Every married couple is different, and so are their financial situations. You can have two couples who are divorcing where both husbands are the main breadwinners, but the husbands have very different views on paying their wives support. For example, with couple A, the husband had an affair with his secretary and he feels bad about it. So, he has every desire to pay spousal support during and after his divorce.
Then, you have couple B. From the day they returned home from their honeymoon, they seemed to fight about everything from how she loads the dishwasher to how he spends too much time with his buddies on the weekends.
With couple B, the husband earns significantly more than the wife, but he’s bitter and bent on not paying her a penny in spousal support. However, it’s not necessarily up to him. If his wife wants to ask the judge for spousal support, the judge presiding over their case will look at the facts closely and then render a decision – not the husband!
What happens when a spouse has a job?
There are two main misconceptions about spousal support in California: 1) that spousal support is automatically awarded in all divorces, and 2) that only stay-at-home parents and homemakers are entitled to spousal support.
First, spousal support is not automatically awarded in a California divorce. Rather, the decision to award spousal support is handled on a case-by-case basis. Secondly, stay at home moms and dads and homemakers are not the only ones entitled to support.
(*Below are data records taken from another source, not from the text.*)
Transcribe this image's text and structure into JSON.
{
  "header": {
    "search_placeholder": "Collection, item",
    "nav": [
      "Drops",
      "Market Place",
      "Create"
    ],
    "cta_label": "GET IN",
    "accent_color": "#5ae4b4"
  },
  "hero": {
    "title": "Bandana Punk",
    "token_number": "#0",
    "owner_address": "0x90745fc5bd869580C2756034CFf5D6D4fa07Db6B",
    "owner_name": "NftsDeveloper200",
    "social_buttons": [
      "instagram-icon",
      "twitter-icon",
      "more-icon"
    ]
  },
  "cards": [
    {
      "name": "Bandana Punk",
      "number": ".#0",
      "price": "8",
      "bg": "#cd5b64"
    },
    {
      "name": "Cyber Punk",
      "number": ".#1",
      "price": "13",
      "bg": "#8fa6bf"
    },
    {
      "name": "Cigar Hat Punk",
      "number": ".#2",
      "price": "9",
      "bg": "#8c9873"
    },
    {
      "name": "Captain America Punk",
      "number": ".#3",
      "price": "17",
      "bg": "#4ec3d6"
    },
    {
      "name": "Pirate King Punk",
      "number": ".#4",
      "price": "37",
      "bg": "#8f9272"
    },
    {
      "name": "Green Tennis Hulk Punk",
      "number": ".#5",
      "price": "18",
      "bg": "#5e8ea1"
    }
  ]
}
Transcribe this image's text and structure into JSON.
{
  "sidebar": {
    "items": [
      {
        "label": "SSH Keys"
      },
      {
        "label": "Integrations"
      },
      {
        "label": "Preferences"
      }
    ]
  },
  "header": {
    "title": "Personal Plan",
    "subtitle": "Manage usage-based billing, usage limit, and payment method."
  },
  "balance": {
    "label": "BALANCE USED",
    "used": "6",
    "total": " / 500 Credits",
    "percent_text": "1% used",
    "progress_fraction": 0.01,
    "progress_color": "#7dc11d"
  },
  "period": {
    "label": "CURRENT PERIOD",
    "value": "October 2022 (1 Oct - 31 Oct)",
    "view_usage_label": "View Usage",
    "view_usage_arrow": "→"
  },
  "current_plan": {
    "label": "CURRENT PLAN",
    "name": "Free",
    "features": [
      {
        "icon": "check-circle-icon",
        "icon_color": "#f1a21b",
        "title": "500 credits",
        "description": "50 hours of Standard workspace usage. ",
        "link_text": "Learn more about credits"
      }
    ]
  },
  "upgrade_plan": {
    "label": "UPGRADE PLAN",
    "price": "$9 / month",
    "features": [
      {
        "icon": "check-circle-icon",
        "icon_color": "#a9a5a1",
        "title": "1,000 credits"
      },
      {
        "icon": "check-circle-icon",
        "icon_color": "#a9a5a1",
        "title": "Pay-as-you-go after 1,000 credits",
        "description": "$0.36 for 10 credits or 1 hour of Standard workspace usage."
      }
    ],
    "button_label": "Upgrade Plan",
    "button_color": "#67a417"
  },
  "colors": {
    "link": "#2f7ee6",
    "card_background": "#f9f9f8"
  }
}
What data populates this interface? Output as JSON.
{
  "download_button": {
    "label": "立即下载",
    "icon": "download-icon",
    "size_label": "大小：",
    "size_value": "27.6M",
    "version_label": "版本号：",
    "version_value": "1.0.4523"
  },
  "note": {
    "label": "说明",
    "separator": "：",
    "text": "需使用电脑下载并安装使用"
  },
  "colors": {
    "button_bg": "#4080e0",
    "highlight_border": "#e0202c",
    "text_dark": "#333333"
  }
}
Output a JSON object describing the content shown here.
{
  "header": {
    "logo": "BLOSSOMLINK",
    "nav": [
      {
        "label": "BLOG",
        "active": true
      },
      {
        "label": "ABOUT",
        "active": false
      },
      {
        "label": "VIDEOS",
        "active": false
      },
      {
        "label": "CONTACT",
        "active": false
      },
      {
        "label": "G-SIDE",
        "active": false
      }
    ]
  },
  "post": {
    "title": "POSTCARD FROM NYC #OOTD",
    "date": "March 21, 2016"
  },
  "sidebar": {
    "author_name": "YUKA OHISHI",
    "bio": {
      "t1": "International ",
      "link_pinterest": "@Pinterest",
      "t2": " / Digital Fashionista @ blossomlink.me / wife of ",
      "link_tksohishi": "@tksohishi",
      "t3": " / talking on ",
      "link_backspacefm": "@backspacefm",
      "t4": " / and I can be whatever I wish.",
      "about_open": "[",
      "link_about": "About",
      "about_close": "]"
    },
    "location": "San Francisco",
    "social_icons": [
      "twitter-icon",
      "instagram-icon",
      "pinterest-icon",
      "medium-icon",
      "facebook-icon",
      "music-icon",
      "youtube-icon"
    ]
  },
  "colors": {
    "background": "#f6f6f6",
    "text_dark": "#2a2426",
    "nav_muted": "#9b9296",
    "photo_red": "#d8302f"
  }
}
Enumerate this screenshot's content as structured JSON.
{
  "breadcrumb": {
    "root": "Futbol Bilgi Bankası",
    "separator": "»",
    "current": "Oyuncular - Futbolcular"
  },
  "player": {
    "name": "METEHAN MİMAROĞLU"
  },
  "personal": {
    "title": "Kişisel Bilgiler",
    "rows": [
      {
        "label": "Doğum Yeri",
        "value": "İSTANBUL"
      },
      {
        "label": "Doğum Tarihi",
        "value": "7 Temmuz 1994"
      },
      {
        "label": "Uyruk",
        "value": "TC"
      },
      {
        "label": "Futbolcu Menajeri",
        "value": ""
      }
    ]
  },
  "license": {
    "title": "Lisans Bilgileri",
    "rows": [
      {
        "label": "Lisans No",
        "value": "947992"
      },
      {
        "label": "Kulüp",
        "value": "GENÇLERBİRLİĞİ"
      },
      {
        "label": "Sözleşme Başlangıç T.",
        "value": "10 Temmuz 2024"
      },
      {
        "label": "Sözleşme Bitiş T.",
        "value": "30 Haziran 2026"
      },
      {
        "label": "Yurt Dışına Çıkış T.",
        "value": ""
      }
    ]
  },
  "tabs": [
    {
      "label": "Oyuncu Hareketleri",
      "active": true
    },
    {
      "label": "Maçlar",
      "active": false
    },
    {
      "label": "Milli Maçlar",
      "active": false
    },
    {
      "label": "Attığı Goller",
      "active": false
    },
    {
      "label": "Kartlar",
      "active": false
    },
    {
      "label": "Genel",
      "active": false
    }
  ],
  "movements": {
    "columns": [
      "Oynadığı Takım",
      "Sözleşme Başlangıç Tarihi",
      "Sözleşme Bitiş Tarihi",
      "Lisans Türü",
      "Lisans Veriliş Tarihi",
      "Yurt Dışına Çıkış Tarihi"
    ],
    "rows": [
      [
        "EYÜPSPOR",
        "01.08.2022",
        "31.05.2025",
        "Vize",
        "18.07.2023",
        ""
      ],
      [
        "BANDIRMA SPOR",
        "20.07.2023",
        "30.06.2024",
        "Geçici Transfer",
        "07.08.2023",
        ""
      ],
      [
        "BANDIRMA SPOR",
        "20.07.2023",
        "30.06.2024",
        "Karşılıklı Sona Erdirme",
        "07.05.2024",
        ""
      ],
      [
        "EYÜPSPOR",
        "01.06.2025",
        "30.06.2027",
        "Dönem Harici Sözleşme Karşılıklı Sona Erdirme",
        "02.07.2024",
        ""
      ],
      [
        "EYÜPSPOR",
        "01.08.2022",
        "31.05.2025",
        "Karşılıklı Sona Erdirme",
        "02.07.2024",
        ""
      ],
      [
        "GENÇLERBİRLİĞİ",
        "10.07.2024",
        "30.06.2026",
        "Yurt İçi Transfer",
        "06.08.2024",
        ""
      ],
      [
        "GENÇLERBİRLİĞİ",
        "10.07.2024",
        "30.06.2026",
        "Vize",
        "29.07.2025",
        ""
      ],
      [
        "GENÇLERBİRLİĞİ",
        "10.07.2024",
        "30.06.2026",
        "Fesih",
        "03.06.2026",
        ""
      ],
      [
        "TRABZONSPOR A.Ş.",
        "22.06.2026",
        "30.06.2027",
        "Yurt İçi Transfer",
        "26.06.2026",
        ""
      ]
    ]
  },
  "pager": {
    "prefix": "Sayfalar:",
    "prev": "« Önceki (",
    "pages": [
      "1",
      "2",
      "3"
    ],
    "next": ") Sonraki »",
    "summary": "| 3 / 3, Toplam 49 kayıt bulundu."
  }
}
Let’s say a wife works full-time, does that mean that her husband won’t have to pay her spousal support? It depends on a variety of factors, for example, the wife’s need for support and her husband’s ability to pay it. If her husband earns significantly more than her, then it is possible that a judge will order the husband to pay spousal support.
For example, let’s say the husband earns $200,000 a year, while his wife earns $30,000 a year working full-time. She doesn’t have the college education or job skills that her husband has. Since it’s so expensive to live in Southern California, there’s a very good chance that the judge would order her husband to pay spousal support.
Can men receive spousal support?
Yes, absolutely. The family courts do not pay attention to whether it’s a husband or a wife seeking spousal support. Instead, they look at other factors, such as one spouse’s contribution as a stay-at-home parent and of course, the discrepancy between the spouse’s individual income and assets.
If the husband earns significantly less than his wife, he would have the same right to ask for spousal support as a wife would.